Gwen was the center of interest, and that pleased her greatly. Mrs. Harcourt was delighted, fairly beamed upon those who crowded around her small daughter, to ask all about her long tramp and how it seemed to be alone on the wooded hilltop.
Of course the story lost nothing in the telling.
Gwen made it really thrilling, but after a time, even her mother felt that the tale was becoming rather lurid for a strictly truthful account, and she dragged Gwen away to the hall, and up the stairway, but she made herself absurd.
"Really, Gwen, you should be a bit careful," she said, as gently as if afraid of offending her small girl. "If your wonderful imagination made you think you saw eyes peering at you from behind those tree-trunks, you should remember that common people might not believe you. Ordinary people could not understand."
"I don't care if they don't!" Gwen said stoutly. "I shall tell what I want to, and they can believe it or not, just as they choose."
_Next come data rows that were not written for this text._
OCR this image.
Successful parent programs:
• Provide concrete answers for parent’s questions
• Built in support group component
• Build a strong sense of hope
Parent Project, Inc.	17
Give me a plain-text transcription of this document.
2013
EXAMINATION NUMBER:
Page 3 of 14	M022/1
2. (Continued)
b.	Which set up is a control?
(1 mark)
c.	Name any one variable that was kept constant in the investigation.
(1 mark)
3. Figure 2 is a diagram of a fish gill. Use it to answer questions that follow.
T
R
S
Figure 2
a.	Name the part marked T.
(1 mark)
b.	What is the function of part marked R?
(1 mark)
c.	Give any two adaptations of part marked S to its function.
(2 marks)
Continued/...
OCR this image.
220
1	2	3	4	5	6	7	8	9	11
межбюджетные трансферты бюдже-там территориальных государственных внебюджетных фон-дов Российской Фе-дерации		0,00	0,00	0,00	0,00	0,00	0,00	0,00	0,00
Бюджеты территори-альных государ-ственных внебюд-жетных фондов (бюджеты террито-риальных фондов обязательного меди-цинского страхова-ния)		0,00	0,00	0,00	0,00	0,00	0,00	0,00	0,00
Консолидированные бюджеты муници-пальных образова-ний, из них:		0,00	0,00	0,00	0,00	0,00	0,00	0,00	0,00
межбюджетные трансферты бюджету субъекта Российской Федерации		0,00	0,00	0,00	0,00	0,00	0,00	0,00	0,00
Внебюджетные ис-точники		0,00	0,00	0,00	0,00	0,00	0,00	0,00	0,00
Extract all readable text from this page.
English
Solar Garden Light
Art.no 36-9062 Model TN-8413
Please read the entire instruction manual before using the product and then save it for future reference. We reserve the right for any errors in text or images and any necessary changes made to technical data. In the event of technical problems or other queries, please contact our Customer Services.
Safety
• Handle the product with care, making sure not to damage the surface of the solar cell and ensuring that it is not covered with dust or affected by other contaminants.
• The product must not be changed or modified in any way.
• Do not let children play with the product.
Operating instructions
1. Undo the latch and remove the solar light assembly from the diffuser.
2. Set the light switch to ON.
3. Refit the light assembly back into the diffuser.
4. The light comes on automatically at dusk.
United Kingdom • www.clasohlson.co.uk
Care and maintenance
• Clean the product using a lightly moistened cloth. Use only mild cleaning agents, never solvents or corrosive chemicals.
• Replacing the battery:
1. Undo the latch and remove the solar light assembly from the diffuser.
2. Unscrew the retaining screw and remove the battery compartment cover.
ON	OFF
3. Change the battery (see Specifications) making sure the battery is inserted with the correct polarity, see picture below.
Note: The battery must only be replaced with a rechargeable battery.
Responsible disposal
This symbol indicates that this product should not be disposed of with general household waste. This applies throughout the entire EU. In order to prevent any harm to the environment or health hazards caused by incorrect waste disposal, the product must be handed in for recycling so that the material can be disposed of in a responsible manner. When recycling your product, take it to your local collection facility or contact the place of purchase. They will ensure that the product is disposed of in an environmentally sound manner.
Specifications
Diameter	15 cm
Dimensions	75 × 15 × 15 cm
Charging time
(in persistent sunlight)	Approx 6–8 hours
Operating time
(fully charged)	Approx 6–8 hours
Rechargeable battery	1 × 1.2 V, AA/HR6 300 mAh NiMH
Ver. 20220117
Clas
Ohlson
"I surely am the mother of a genius," murmured the silly woman.
A few days later, great excitement prevailed among the children of the Summer colony at Cliffmore, and their elders were sufficiently interested to talk of the news on the piazza, the beach, the little park, at breakfast, at lunch, and at dinner.
"It is really to be quite an affair," said one lady, to which her friend replied:
"I wouldn't miss it for the world, for I heard that no expense had been spared, and that the whole thing will be as beautiful as a dream."